Driving back from a business trip to Chattanooga in May, I was surrounded by lush green. The rolling forests along Interstate 24 are stunningly beautiful and made my heart slow as I watched them go by. At times I got a glimpse of a stream ending in a waterfall and I thought about exiting and finding a way to explore it. Alas, I had on heels and hadn’t thought to bring appropriate hiking gear, my mind focused wholly on the agenda for the business meeting.

I slowed and moved to the right lane, wanting to take it all in.

When my cell phone rang, vibrating my wrist, I was quickly back in work mode and spent the next forty-five minutes only barely noticing the birds that swooped and dived around the shining water of the Chattahoochee. When I pulled into my driveway and parked, I sat for another five minutes, finishing a call while the bluebirds flitted around.

I paused before entering my home, feeling drawn to the sounds from outside. When was the last time I took a day – or even half a day off – without technology? I couldn’t remember and felt a bit of hypocrisy guilt coming on. I regularly preached the importance of taking time to unplug fully but had not walked the walk in a while.
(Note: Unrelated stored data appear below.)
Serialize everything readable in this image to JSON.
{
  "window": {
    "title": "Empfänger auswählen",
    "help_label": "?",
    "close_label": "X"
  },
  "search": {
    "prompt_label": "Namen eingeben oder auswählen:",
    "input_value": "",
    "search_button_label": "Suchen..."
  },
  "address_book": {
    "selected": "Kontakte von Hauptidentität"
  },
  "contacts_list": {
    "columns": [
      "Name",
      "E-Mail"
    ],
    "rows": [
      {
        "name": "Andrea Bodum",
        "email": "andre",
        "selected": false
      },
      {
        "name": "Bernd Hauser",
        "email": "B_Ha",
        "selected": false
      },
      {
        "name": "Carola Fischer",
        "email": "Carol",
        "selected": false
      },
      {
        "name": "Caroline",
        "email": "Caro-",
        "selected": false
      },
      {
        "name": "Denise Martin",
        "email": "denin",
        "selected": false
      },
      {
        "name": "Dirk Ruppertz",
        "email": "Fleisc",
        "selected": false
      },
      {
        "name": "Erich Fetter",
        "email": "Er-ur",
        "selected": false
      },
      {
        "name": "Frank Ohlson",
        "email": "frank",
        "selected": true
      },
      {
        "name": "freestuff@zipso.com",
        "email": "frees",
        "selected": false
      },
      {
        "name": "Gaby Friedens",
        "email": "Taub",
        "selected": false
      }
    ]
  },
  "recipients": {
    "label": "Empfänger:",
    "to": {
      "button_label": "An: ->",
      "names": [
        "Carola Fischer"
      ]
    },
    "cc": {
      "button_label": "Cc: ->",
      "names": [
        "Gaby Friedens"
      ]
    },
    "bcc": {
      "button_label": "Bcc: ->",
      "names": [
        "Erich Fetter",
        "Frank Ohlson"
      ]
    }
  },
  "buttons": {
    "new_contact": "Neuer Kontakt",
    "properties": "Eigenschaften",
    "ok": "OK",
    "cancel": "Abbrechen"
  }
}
I logged on to my computer and checked my calendar, looking for empty blocks I could expand for scheduled time off on a regular basis. As I added the entries into our HR system, I felt a waive of relaxation come over me just knowing that I was planning the time off. I added the entries in my calendar and titled them ‘clarity breaks’, having listened to an audio book that used that language.

My mind began to shift from work tasks to what I would do with my first clarity break:

  1. Not bring my phone
  2. Be in nature
  3. Wonder around a thrift shop
  4. Go to a garden store

When we take time off, we come back more energized, appreciative and clear-headed. As a leader, I need to model this and share that sometimes it is hard to do but that it is important for mental and physical health. Signing off of my computer for a clarity break now. I hope you schedule them, too.